In recent days, USPS Postmaster General Louis DeJoy has come under fire for implementing massive changes, including slashing post office hours and removing mailboxes and mail sorting machines. He's since announced he's delaying those cost-cutting measures until after the November election, but many customers and postal unions say the damage has already been done.
Betts said the changes go well beyond the political realm, where President Donald Trump has made mail-in voting an issue. They are also hurting small business owners who use USPS to deliver their products. After the coronavirus pandemic hit, Novel Coffee Roasters pivoted to focusing on online sales, which Betts said has been their “lifeline.”
Novel Coffee Roasters has used USPS to ship its coffee since 2013, Betts said. Yet DeJoy’s policies have impeded his business’s ability to reliably deliver their product at a competitive rate, he added. Soon, he may have to use more costly, private services, such as FedEx or UPS.
“I am at the whim of the postmaster general at this point,” Betts said, “which is a scary place to be.”
The pandemic had already been hard on post offices, said Jonathan Cage, executive vice president of the American Postal Workers Union; combined with DeJoy’s changes, it’s caused a “perfect storm.” Many people depend on USPS to deliver important medications and medical supplies, he said.
As of now, a combined total of 12 sorting machines have been removed from Dallas’ Main and Coppell’s North Texas post offices, Cage said.
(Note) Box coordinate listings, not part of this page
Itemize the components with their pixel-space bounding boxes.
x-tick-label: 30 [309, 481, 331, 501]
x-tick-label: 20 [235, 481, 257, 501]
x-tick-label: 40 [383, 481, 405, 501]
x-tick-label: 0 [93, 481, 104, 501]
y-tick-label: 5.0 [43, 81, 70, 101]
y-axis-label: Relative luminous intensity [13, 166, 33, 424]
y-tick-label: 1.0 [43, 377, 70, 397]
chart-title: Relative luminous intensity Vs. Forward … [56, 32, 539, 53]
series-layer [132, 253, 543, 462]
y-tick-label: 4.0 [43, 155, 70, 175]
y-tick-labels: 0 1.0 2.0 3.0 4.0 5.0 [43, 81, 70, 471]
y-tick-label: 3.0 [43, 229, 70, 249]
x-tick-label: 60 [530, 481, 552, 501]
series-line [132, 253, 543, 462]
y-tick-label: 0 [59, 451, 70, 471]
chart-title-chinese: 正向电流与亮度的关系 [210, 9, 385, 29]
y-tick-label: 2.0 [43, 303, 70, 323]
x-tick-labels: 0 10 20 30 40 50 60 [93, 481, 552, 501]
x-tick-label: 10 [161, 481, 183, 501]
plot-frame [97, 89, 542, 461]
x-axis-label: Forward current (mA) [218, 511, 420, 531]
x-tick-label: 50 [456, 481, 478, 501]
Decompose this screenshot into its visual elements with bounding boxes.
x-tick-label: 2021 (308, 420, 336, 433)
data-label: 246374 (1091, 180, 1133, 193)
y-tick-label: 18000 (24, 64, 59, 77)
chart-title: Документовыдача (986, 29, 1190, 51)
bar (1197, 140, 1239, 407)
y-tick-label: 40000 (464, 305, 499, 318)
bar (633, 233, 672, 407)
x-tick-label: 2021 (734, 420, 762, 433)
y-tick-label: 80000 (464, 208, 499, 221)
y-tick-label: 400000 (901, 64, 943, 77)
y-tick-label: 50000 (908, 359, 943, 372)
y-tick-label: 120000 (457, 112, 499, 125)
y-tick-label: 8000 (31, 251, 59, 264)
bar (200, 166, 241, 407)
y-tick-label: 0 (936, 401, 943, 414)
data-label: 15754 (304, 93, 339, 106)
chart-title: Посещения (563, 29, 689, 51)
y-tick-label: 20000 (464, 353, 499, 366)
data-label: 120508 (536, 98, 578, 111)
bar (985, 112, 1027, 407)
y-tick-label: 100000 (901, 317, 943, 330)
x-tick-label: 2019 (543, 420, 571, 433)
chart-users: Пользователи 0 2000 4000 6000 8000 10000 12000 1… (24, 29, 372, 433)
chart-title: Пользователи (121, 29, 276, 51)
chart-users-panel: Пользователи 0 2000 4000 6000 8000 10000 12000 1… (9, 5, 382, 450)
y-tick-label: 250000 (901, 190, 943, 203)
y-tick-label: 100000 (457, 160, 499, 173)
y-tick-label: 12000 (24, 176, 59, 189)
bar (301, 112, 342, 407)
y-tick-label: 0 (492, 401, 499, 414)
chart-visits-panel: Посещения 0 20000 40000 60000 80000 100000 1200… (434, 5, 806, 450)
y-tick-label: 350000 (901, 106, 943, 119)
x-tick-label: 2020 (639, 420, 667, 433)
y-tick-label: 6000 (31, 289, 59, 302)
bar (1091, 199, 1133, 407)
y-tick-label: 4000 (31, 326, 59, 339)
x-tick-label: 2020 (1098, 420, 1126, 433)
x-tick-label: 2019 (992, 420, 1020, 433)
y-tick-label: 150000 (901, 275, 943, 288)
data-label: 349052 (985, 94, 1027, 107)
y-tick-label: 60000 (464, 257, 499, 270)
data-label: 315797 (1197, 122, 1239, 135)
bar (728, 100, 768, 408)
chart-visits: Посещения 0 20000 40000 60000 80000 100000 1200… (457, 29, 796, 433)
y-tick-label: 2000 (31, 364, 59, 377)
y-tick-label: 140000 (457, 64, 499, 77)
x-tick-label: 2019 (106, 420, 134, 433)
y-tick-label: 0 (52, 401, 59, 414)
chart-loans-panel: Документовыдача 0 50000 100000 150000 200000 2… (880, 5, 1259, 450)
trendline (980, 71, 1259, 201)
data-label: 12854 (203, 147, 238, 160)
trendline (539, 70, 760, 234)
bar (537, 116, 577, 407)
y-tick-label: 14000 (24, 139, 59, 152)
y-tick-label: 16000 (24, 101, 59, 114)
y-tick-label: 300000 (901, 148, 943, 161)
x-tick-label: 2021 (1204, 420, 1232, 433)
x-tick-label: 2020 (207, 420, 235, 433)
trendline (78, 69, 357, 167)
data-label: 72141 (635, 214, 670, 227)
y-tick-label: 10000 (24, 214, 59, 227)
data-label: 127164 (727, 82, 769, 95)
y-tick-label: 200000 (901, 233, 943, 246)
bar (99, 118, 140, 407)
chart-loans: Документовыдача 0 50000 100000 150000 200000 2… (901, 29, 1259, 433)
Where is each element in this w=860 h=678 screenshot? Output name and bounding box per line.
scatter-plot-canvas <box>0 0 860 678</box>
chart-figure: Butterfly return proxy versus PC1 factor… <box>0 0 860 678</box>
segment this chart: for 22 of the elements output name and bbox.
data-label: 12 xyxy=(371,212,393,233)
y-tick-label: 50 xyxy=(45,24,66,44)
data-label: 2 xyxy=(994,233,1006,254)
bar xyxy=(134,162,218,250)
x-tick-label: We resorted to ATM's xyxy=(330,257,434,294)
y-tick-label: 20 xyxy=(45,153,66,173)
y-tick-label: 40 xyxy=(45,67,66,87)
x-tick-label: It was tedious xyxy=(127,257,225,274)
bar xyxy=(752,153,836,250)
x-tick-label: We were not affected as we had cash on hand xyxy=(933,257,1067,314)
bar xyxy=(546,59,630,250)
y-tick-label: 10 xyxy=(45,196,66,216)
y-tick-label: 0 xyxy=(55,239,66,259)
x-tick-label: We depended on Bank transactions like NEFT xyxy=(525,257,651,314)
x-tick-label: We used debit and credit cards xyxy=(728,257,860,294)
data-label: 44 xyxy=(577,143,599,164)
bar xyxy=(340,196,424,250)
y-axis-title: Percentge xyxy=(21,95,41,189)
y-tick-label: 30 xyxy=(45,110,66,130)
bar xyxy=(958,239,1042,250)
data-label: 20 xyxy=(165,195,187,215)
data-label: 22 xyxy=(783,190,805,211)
He said that DeJoy’s claim that doing so would make for more efficient operations has so far proven to be untrue.
“I mean, I think that’s a double negative,” Cage said. “How can I make your car faster if I remove the tires, you see what I’m saying?”
On top of sorting machines, some outlets have reported that mailboxes are being removed. That’s not the case in Texas, though, said Javier Bernal, the national business agent at the National Association of Letter Carriers.
Cage said he has a friend who hasn’t gotten his mail in three weeks. In addition, he said he received a shipment from Arizona within a matter of days, while it took two weeks for him to get a package sent locally.
Dallas voice actor Ric Spiegel said he’s waiting on several important pieces of mail to arrive at his P.O. box in the Main Post Office. Adding to the confusion is the fact that he’s signed up for its “informed delivery” program, in which customers receive picture updates of mail that’s soon to arrive.
Spiegel said he’ll usually receive a piece of mail within two days of getting a picture notification. But he’s been waiting on at least four letters to appear well beyond that time.
In addition, Spiegel said he’s worried about what DeJoy’s changes will mean for American democracy.
“If I get over being appalled by the fact that it’s going on … then what I’m left with is a profound fear about what’s going to be coming in November,” he said.
Democratic officials are accusing DeJoy, who is an ardent supporter of the Trump administration, of attempting to disenfranchise voters who will rely on mail-in ballots in the upcoming election. As a result of the pandemic, an increased number of Americans will likely use this option to avoid potentially catching the coronavirus at polling places.
Earlier this month, USPS officials sent letters to 46 states saying it could not guarantee all mail-in ballots would arrive in time to be tallied, according to The Washington Post. Texas received a “heightened warning” that its mailed ballots would be delivered too late.
Many Republicans fear that mail-in ballots could lead to widespread election fraud, a worry that Cage said has no basis in reality. Still, he said that he fears that a slowdown in service may occur, a fact that he and other union members take issue with.
“Postal workers in the American Postal Workers Union vehemently oppose any actions that slow down the mail and undermine the public postal service,” he said. “We have a firm commitment to serve the public, and we treat the mail as if it were our own.”